The University of Technology Sydney report – Reparations for harm to people living with dementia in residential aged care – highlights the physical and sexual assault people living with dementia experience in Australian nursing homes.
It is, says the report, a “significant and longstanding problem” that needs to be recognised, redressed and repaired.
“We would like to see the government engaging with the issue of redress and reparations,” co-author Dr Linda Steele told Australian Ageing Agenda.
Pointing to public schools and the defence force, Dr Steele –an associate professor of law at UTS – added: “In other contexts, redress schemes have been introduced so we would like to see a similar initiative in the context of aged care.”
Ideally, such a redress scheme would be “co-designed with people living with dementia and have the involvement of care partners and family members,” said Dr Steele.
Funded by the Dementia Australia Research Foundation, the 27-page UTS report contains some unsettling statistics:
- 39.2 per cent of people living in Australian aged care facilities experience elder abuse in the form of either neglect, emotional abuse or physical abuse
- in the last quarter of 2021, 530 incidents of unlawful sexual contact or inappropriate sexual contact were reported in residential aged care – around 44 a week.
The impacts of this harm on people living with dementia are diverse and wide-ranging, says the report. “People living with dementia can experience physical and psychological injury, trauma, increased disability and greater need of support, even death.”
“Redress needs to be about recognising the impacts on people of being harmed in aged care and responding to any needs that people have in terms of rehabilitation,” said Dr Steele.
“It also needs to be about learning from the mistakes that have happened in the past and the harms that have happened and changing systems so that those harms can’t happen again.”
Dr Steele said redress would need to extend beyond financial compensation or a formal apology.

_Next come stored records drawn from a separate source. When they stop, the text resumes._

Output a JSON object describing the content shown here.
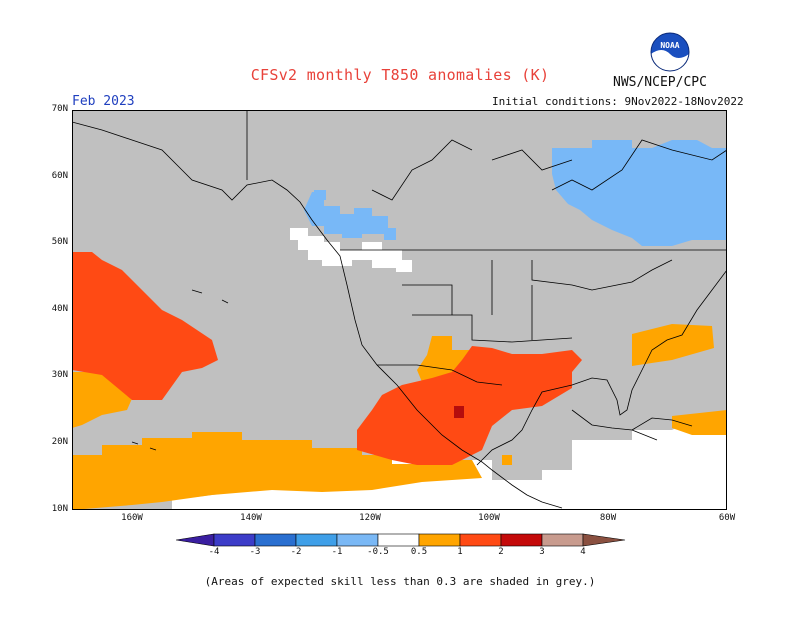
{
  "title": "CFSv2 monthly T850 anomalies (K)",
  "agency": "NWS/NCEP/CPC",
  "logo_text": "NOAA",
  "forecast_month": "Feb 2023",
  "initial_conditions": "Initial conditions: 9Nov2022-18Nov2022",
  "footnote": "(Areas of expected skill less than 0.3 are shaded in grey.)",
  "map": {
    "lat_labels": [
      "70N",
      "60N",
      "50N",
      "40N",
      "30N",
      "20N",
      "10N"
    ],
    "lon_labels": [
      "160W",
      "140W",
      "120W",
      "100W",
      "80W",
      "60W"
    ],
    "skill_mask_color": "#c0c0c0",
    "land_outline_color": "#000000"
  },
  "colorbar": {
    "ticks": [
      "-4",
      "-3",
      "-2",
      "-1",
      "-0.5",
      "0.5",
      "1",
      "2",
      "3",
      "4"
    ],
    "colors": [
      "#3a1ea0",
      "#3c3cc8",
      "#2a6fd0",
      "#3f9fe8",
      "#7ab8f5",
      "#ffffff",
      "#ffa500",
      "#ff4a14",
      "#c40a0a",
      "#8b0000",
      "#c89b8e",
      "#8a5040"
    ]
  }
}
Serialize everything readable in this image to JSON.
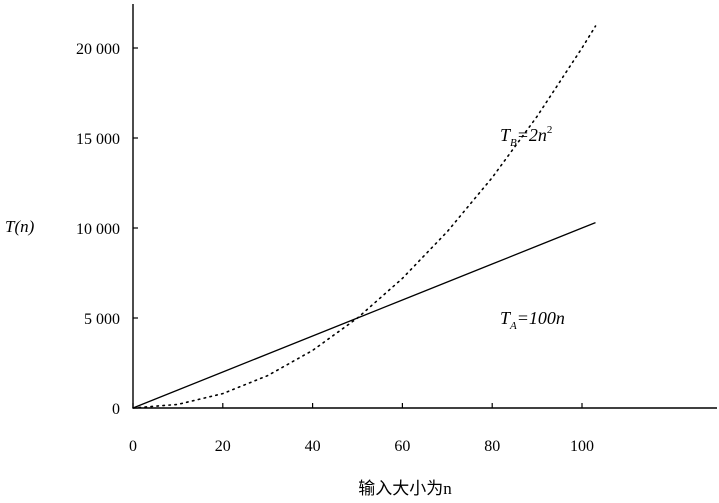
{
  "chart_data": {
    "type": "line",
    "xlabel": "输入大小为n",
    "ylabel": "T(n)",
    "xlim": [
      0,
      105
    ],
    "ylim": [
      0,
      22000
    ],
    "xticks": [
      0,
      20,
      40,
      60,
      80,
      100
    ],
    "xtick_labels": [
      "0",
      "20",
      "40",
      "60",
      "80",
      "100"
    ],
    "yticks": [
      0,
      5000,
      10000,
      15000,
      20000
    ],
    "ytick_labels": [
      "0",
      "5 000",
      "10 000",
      "15 000",
      "20 000"
    ],
    "grid": false,
    "series": [
      {
        "name": "T_A=100n",
        "label": {
          "T": "T",
          "sub": "A",
          "rest": "=100n"
        },
        "style": "solid",
        "x": [
          0,
          10,
          20,
          30,
          40,
          50,
          60,
          70,
          80,
          90,
          100,
          103
        ],
        "y": [
          0,
          1000,
          2000,
          3000,
          4000,
          5000,
          6000,
          7000,
          8000,
          9000,
          10000,
          10300
        ]
      },
      {
        "name": "T_B=2n^2",
        "label": {
          "T": "T",
          "sub": "B",
          "rest": "=2n",
          "sup": "2"
        },
        "style": "dotted",
        "x": [
          0,
          10,
          20,
          30,
          40,
          50,
          60,
          70,
          80,
          90,
          100,
          103
        ],
        "y": [
          0,
          200,
          800,
          1800,
          3200,
          5000,
          7200,
          9800,
          12800,
          16200,
          20000,
          21218
        ]
      }
    ]
  }
}
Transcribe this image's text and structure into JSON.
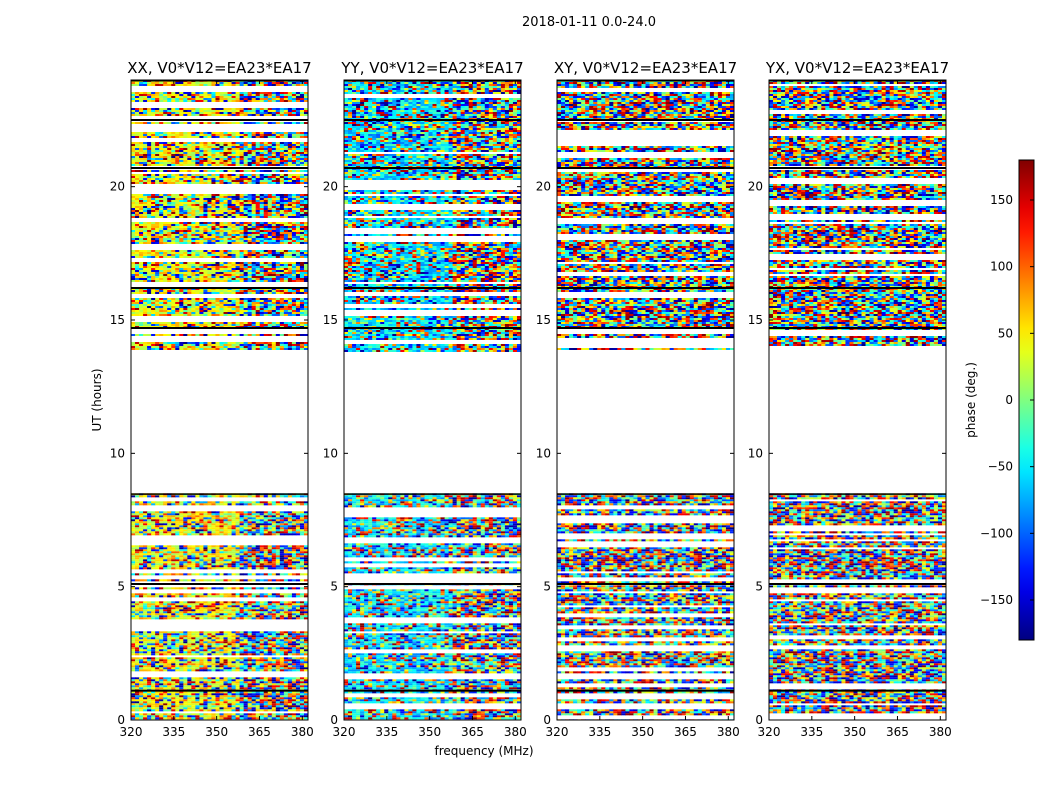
{
  "figure": {
    "suptitle": "2018-01-11 0.0-24.0"
  },
  "chart_data": {
    "type": "heatmap",
    "title": "2018-01-11 0.0-24.0",
    "xlabel": "frequency (MHz)",
    "ylabel": "UT (hours)",
    "xlim": [
      320,
      382
    ],
    "ylim": [
      0,
      24
    ],
    "x_ticks": [
      320,
      335,
      350,
      365,
      380
    ],
    "y_ticks": [
      0,
      5,
      10,
      15,
      20
    ],
    "panels": [
      {
        "title": "XX, V0*V12=EA23*EA17",
        "polarization": "XX",
        "baseline": "V0*V12=EA23*EA17"
      },
      {
        "title": "YY, V0*V12=EA23*EA17",
        "polarization": "YY",
        "baseline": "V0*V12=EA23*EA17"
      },
      {
        "title": "XY, V0*V12=EA23*EA17",
        "polarization": "XY",
        "baseline": "V0*V12=EA23*EA17"
      },
      {
        "title": "YX, V0*V12=EA23*EA17",
        "polarization": "YX",
        "baseline": "V0*V12=EA23*EA17"
      }
    ],
    "data_time_ranges_hours": [
      [
        0.0,
        8.5
      ],
      [
        13.8,
        24.0
      ]
    ],
    "colorbar": {
      "label": "phase (deg.)",
      "range": [
        -180,
        180
      ],
      "ticks": [
        -150,
        -100,
        -50,
        0,
        50,
        100,
        150
      ],
      "colormap": "jet"
    },
    "colors": {
      "jet": [
        "#00007f",
        "#0000ff",
        "#007fff",
        "#00ffff",
        "#7fff7f",
        "#ffff00",
        "#ff7f00",
        "#ff0000",
        "#7f0000"
      ]
    }
  }
}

They would, she told AAA, be empty responses without a “commitment and action to bring about structural change.”
Structural change that would see an end to institutionlised aged care altogether. “Because a lot of the harms that have occurred relate to or are exacerbated by the institutionalised nature of aged care, we would like to see redress form part of a bigger program of deinstitutionalisation,” said Dr Steele.
The UTS report shines further light on what the aged care royal commission described as “unacceptably high” levels of elder abuse in the residential aged care sector.

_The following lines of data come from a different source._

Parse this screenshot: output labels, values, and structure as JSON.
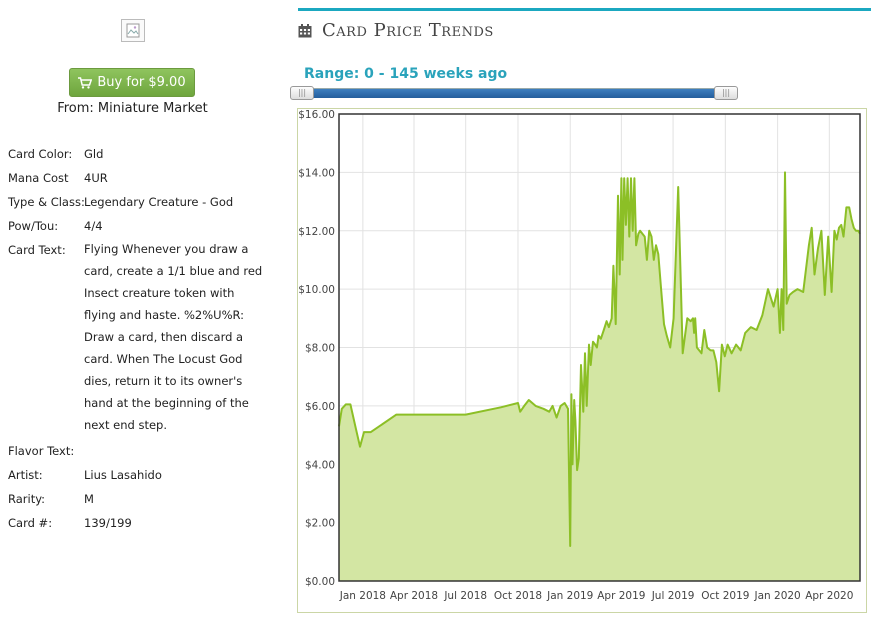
{
  "card_image": {
    "alt": "card image",
    "icon": "broken-image-icon"
  },
  "buy": {
    "label": "Buy for $9.00",
    "icon": "cart-icon",
    "from": "From: Miniature Market",
    "color": "#7cb54a"
  },
  "info": {
    "rows": [
      {
        "label": "Card Color:",
        "value": "Gld"
      },
      {
        "label": "Mana Cost",
        "value": "4UR"
      },
      {
        "label": "Type & Class:",
        "value": "Legendary Creature - God"
      },
      {
        "label": "Pow/Tou:",
        "value": "4/4"
      },
      {
        "label": "Card Text:",
        "value": ""
      },
      {
        "label": "Flavor Text:",
        "value": ""
      },
      {
        "label": "Artist:",
        "value": "Lius Lasahido"
      },
      {
        "label": "Rarity:",
        "value": "M"
      },
      {
        "label": "Card #:",
        "value": "139/199"
      }
    ],
    "card_text_lines": [
      "Flying Whenever you draw a",
      "card, create a 1/1 blue and red",
      "Insect creature token with",
      "flying and haste. %2%U%R:",
      "Draw a card, then discard a",
      "card. When The Locust God",
      "dies, return it to its owner's",
      "hand at the beginning of the",
      "next end step."
    ]
  },
  "trends": {
    "title": "Card Price Trends",
    "icon": "calendar-icon",
    "range_label": "Range: 0 - 145 weeks ago",
    "slider": {
      "min_weeks": 0,
      "max_weeks": 145,
      "handle_grip": "|||"
    },
    "accent_color": "#1ba8c0"
  },
  "chart_data": {
    "type": "area",
    "title": "",
    "xlabel": "",
    "ylabel": "",
    "ylim": [
      0,
      16
    ],
    "y_ticks": [
      "$0.00",
      "$2.00",
      "$4.00",
      "$6.00",
      "$8.00",
      "$10.00",
      "$12.00",
      "$14.00",
      "$16.00"
    ],
    "x_ticks": [
      "Jan 2018",
      "Apr 2018",
      "Jul 2018",
      "Oct 2018",
      "Jan 2019",
      "Apr 2019",
      "Jul 2019",
      "Oct 2019",
      "Jan 2020",
      "Apr 2020"
    ],
    "x_range": [
      "2017-11-20",
      "2020-05-25"
    ],
    "grid": true,
    "line_color": "#8cbf26",
    "fill_color": "#d3e6a3",
    "series": [
      {
        "x": [
          "2017-11-20",
          "2017-11-25",
          "2017-12-02",
          "2017-12-10",
          "2017-12-20",
          "2017-12-27",
          "2018-01-03",
          "2018-01-15",
          "2018-03-01",
          "2018-06-01",
          "2018-07-01",
          "2018-09-01",
          "2018-10-01",
          "2018-10-05",
          "2018-10-12",
          "2018-10-20",
          "2018-11-01",
          "2018-11-15",
          "2018-11-25",
          "2018-12-01",
          "2018-12-08",
          "2018-12-15",
          "2018-12-22",
          "2018-12-28",
          "2019-01-01",
          "2019-01-03",
          "2019-01-05",
          "2019-01-08",
          "2019-01-10",
          "2019-01-13",
          "2019-01-16",
          "2019-01-20",
          "2019-01-24",
          "2019-01-27",
          "2019-01-30",
          "2019-02-03",
          "2019-02-06",
          "2019-02-10",
          "2019-02-14",
          "2019-02-17",
          "2019-02-20",
          "2019-02-24",
          "2019-03-01",
          "2019-03-06",
          "2019-03-10",
          "2019-03-15",
          "2019-03-18",
          "2019-03-22",
          "2019-03-26",
          "2019-03-29",
          "2019-04-01",
          "2019-04-03",
          "2019-04-06",
          "2019-04-09",
          "2019-04-12",
          "2019-04-15",
          "2019-04-18",
          "2019-04-21",
          "2019-04-24",
          "2019-04-27",
          "2019-05-01",
          "2019-05-04",
          "2019-05-08",
          "2019-05-12",
          "2019-05-16",
          "2019-05-20",
          "2019-05-24",
          "2019-05-28",
          "2019-06-01",
          "2019-06-05",
          "2019-06-10",
          "2019-06-15",
          "2019-06-20",
          "2019-06-26",
          "2019-07-02",
          "2019-07-10",
          "2019-07-18",
          "2019-07-26",
          "2019-08-01",
          "2019-08-05",
          "2019-08-07",
          "2019-08-09",
          "2019-08-12",
          "2019-08-20",
          "2019-08-25",
          "2019-08-30",
          "2019-09-05",
          "2019-09-10",
          "2019-09-15",
          "2019-09-20",
          "2019-09-25",
          "2019-09-30",
          "2019-10-05",
          "2019-10-12",
          "2019-10-20",
          "2019-10-28",
          "2019-11-05",
          "2019-11-15",
          "2019-11-25",
          "2019-12-05",
          "2019-12-15",
          "2019-12-25",
          "2020-01-01",
          "2020-01-05",
          "2020-01-08",
          "2020-01-11",
          "2020-01-14",
          "2020-01-17",
          "2020-01-22",
          "2020-01-28",
          "2020-02-05",
          "2020-02-15",
          "2020-02-25",
          "2020-03-01",
          "2020-03-06",
          "2020-03-12",
          "2020-03-18",
          "2020-03-24",
          "2020-03-30",
          "2020-04-05",
          "2020-04-10",
          "2020-04-14",
          "2020-04-18",
          "2020-04-22",
          "2020-04-26",
          "2020-05-01",
          "2020-05-06",
          "2020-05-10",
          "2020-05-14",
          "2020-05-18",
          "2020-05-22",
          "2020-05-25"
        ],
        "values": [
          5.3,
          5.9,
          6.05,
          6.05,
          5.2,
          4.6,
          5.1,
          5.1,
          5.7,
          5.7,
          5.7,
          5.95,
          6.1,
          5.8,
          6.0,
          6.2,
          6.0,
          5.9,
          5.8,
          6.0,
          5.6,
          6.0,
          6.1,
          5.9,
          1.2,
          6.4,
          4.0,
          6.2,
          5.5,
          3.8,
          4.2,
          7.4,
          5.8,
          7.8,
          6.0,
          8.1,
          7.4,
          8.2,
          8.1,
          8.0,
          8.4,
          8.3,
          8.6,
          8.9,
          8.7,
          9.0,
          10.8,
          8.8,
          13.2,
          10.5,
          13.8,
          11.0,
          13.8,
          12.2,
          13.8,
          11.8,
          13.8,
          12.0,
          13.8,
          11.5,
          11.9,
          12.0,
          11.9,
          11.8,
          11.0,
          12.0,
          11.8,
          11.0,
          11.5,
          11.2,
          10.0,
          8.8,
          8.4,
          8.0,
          9.0,
          13.5,
          7.8,
          9.0,
          8.9,
          9.0,
          8.5,
          9.0,
          8.0,
          7.8,
          8.6,
          8.0,
          7.9,
          7.9,
          7.5,
          6.5,
          8.1,
          7.7,
          8.1,
          7.8,
          8.1,
          7.9,
          8.5,
          8.7,
          8.6,
          9.1,
          10.0,
          9.4,
          10.0,
          8.5,
          10.0,
          8.6,
          14.0,
          9.5,
          9.8,
          9.9,
          10.0,
          9.9,
          11.5,
          12.1,
          10.5,
          11.4,
          12.0,
          9.8,
          11.8,
          9.9,
          12.0,
          11.7,
          12.1,
          12.2,
          11.8,
          12.8,
          12.8,
          12.4,
          12.1,
          12.0,
          12.0,
          11.9
        ]
      }
    ]
  }
}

Other enquiries have also identified the problem of elder abuse in aged care. However, says the report, “incredibly and regrettably none of these enquiries has recommended a process for recognising, redressing and repairing this harm.”

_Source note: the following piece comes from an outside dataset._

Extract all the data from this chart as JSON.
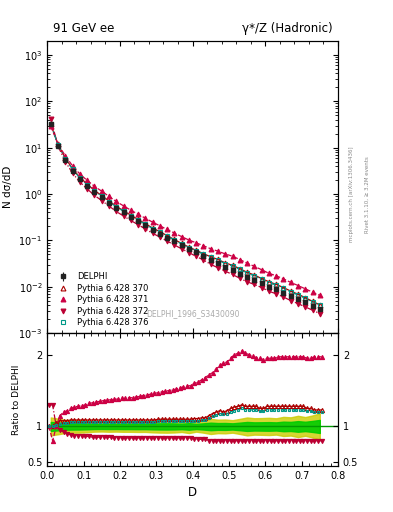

Instead, there exists – the report continues – a culture of unaccountability: “We have a current situation in which the Australian Government, residential aged care providers, and the staff, board members, and legal and health professionals who work within this system are largely unaccountable to people living with dementia, their families and care partners, and broader society.”
Also speaking to AAA, Craig Gear – CEO of the Older Person’s Advocacy Network – said OPAN had knowledge of almost 2,000 cases of elder abuse in aged care homes last year alone.
“It might be abuse from family members, it might be abuse by the residents or abuse connected to the provider. So that does happen, and we want to prevent that happening.”
It’s important that providers report episodes of abuse through the serious incident reporting scheme, said Mr Gear. Witnesses of abuse also need to speak up, he added. “Seeing something and saying something is important.”